Margaret H. Lemos is a scholar of constitutional law, legal institutions, and procedure. Her scholarship focuses on the institutions of law interpretation and enforcement and their effects on substantive rights. She writes in four related fields: federalism; administrative law, including the relationship between courts and agencies; statutory interpretation; and civil procedure. Her articles have been published in the Supreme Court Review as well as in the Harvard, New York University, Texas, Minnesota, Vanderbilt, and Notre Dame law reviews.

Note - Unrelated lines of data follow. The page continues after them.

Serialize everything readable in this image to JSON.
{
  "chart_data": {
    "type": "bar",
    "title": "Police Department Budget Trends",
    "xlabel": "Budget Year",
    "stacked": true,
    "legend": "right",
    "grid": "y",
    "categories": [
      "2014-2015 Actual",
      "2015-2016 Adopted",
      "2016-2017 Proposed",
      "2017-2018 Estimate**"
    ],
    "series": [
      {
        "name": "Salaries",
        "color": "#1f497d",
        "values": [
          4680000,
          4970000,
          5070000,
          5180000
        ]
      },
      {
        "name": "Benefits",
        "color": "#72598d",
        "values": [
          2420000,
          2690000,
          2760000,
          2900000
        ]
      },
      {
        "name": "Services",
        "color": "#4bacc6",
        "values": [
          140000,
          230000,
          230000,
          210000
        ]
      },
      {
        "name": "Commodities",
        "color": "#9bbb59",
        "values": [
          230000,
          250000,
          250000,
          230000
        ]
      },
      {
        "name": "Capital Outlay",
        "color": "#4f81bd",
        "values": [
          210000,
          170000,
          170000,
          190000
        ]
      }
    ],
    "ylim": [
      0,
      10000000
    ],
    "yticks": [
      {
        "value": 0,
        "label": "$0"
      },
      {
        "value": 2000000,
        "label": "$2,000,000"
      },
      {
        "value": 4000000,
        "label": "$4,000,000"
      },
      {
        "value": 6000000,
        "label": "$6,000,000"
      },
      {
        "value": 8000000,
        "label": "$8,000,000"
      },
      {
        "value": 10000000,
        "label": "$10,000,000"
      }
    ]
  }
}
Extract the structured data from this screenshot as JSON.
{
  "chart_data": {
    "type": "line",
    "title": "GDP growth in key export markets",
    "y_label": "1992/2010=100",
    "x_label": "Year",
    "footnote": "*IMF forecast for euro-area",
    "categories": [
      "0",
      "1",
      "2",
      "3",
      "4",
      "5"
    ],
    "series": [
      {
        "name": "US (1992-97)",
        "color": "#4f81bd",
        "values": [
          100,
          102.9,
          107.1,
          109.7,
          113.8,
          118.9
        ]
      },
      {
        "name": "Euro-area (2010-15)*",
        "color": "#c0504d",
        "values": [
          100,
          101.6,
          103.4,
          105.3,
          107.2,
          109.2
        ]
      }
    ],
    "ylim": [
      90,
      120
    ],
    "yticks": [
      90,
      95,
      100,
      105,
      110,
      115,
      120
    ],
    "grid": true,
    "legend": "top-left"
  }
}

Lemos came to Duke Law in 2011 from the Benjamin N. Cardozo School of Law, where she was an associate professor. Prior to joining the Cardozo faculty, Lemos was a Furman Fellow and program coordinator at New York University School of Law, a Bristow Fellow at the Office of the Solicitor General, and a law clerk for Judge Kermit V. Lipez of the U.S. Court of Appeals for the First Circuit, and for U.S. Supreme Court Justice John Paul Stevens. She graduated summa cum laude from New York University School of Law, where she was senior notes editor of the New York University Law Review.
Lemos was awarded Duke’s Distinguished Teaching Award in 2013, and students at Cardozo voted her the “best first-year teacher” in 2010 and in 2011.